8. The multi-scale forecasting method for polar sea ice according to claim 1, characterized in that, The expression for the linear mapping reduction is: ; in, This is the restored original scale feature sequence; Features optimized for in-scale modeling; This is the first learnable parameter of the reduction layer; This is the second learnable parameter of the reduction layer; It is a daytime scale; It is a periodic scale; It is measured on a lunar scale.

9. The multi-scale forecasting method for polar sea ice according to claim 1, characterized in that, The expression for spatial decoding is: ; in, For scale Sea ice concentration forecast results; This is the restored original scale feature sequence; It is a daytime scale; It is a periodic scale; Measured on a lunar scale; This is a spatial decoding function.

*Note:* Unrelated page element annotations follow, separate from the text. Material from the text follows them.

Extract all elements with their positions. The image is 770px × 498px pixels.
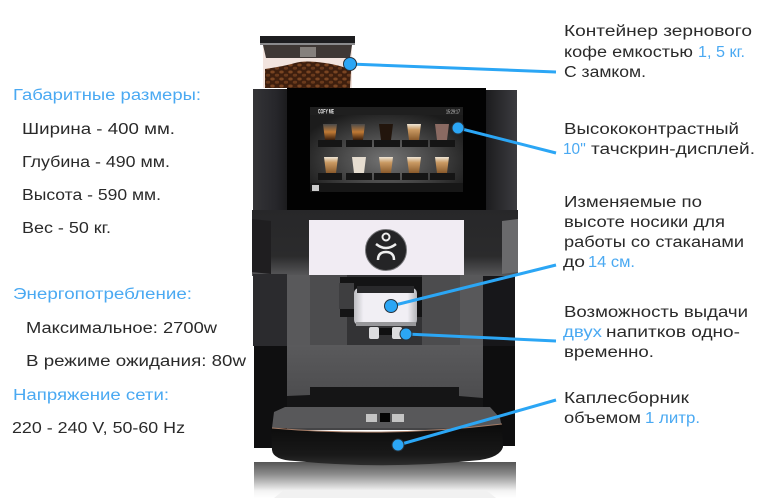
heading: power: Энергопотребление: (13, 286, 192, 303)
callout: adjustable spouts: работы со стаканами (564, 234, 744, 251)
drink cups (323, 124, 449, 173)
callout: two drinks: напитков одно- (606, 324, 740, 341)
floor reflection (254, 462, 516, 498)
machine body lower (254, 345, 515, 448)
callout: adjustable spouts: Изменяемые по (564, 194, 702, 211)
callout lines (350, 64, 556, 445)
panel: coffee machine (252, 36, 518, 498)
callout: two drinks: двух (563, 324, 602, 341)
callout: drip tray (564, 390, 700, 427)
width: Ширина - 400 мм. (22, 121, 175, 138)
callout: touch display (563, 121, 755, 158)
callout: two drinks: Возможность выдачи (564, 304, 748, 321)
callout: adjustable spouts: высоте носики для (564, 214, 725, 231)
callout: bean container: С замком. (564, 64, 646, 81)
standby power: В режиме ожидания: 80w (26, 353, 247, 370)
voltage value: 220 - 240 V, 50-60 Hz (12, 420, 185, 437)
screen bezel (287, 88, 486, 210)
callout: bean container: Контейнер зернового (564, 23, 752, 40)
weight: Вес - 50 кг. (22, 220, 111, 237)
depth: Глубина - 490 мм. (22, 154, 170, 171)
callout: drip tray: объемом (564, 410, 641, 427)
touch screen (310, 107, 463, 192)
panel: dimensions (13, 87, 201, 237)
callout: touch display: тачскрин-дисплей. (591, 141, 755, 158)
height: Высота - 590 мм. (22, 187, 161, 204)
heading: dimensions: Габаритные размеры: (13, 87, 201, 104)
machine body middle (253, 274, 515, 346)
callout: bean container: кофе емкостью (564, 44, 693, 61)
screen clock: 15:29:17 (446, 110, 460, 116)
callout: drip tray: Каплесборник (564, 390, 689, 407)
panel: power (12, 286, 247, 437)
callout: bean container: 1, 5 кг. (698, 44, 745, 61)
screen logo: COFY ME (318, 110, 334, 116)
callout: drip tray: 1 литр. (645, 410, 700, 427)
callout: touch display: Высококонтрастный (564, 121, 739, 138)
heading: voltage: Напряжение сети: (13, 387, 169, 404)
maximum power: Максимальное: 2700w (26, 320, 218, 337)
callout: two drinks: временно. (564, 344, 654, 361)
spouts (369, 327, 402, 339)
callout: bean container (564, 23, 752, 81)
machine body upper (252, 89, 518, 276)
callout: touch display: 10'' (563, 141, 586, 158)
coffee dispenser (339, 277, 422, 339)
white logo panel (309, 220, 464, 275)
callout: two drinks (563, 304, 748, 361)
callout: adjustable spouts (563, 194, 744, 271)
callout: adjustable spouts: 14 см. (588, 254, 635, 271)
drip tray (271, 387, 503, 465)
callout dots (344, 58, 464, 451)
callout: adjustable spouts: до (563, 254, 585, 271)
tray grille (366, 413, 404, 422)
drink name bars (318, 140, 455, 180)
round logo (366, 230, 406, 270)
bean hopper (260, 36, 355, 88)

10. A multi-scale forecasting system for polar sea ice, characterized in that, The polar sea ice multi-scale forecasting system is used to implement the polar sea ice multi-scale forecasting method according to any one of claims 1-9, and the polar sea ice multi-scale forecasting system includes: The data acquisition module is used to acquire raw sea ice concentration observation data; The data preprocessing module is used to preprocess the original sea ice concentration observation data to obtain preprocessed data; the preprocessed data includes: daily sea ice concentration data, weekly sea ice concentration data and monthly sea ice concentration data; The spatial feature encoding module is used to extract multi-scale spatial features from the preprocessed data to obtain feature tokens at multiple scales. The feature dimension alignment module is used to align the feature tokens of the multiple scales to obtain aligned features; the aligned features include: daily scale aligned features, weekly scale aligned features and monthly scale aligned features; The cross-scale attention fusion module is used to perform cross-scale attention fusion on the aligned features to obtain cross-scale fused features; The intra-scale feature modeling module is used to perform intra-scale modeling optimization on the cross-scale fused features to obtain intra-scale modeling optimized features. The feature restoration and decoding module is used to perform linear mapping restoration and spatial decoding on the optimized features within the scale to obtain sea ice concentration forecast results. The sea ice concentration forecast results include: future daily-scale sea ice concentration forecasts, future weekly-scale sea ice concentration forecasts, and future monthly-scale sea ice concentration forecasts.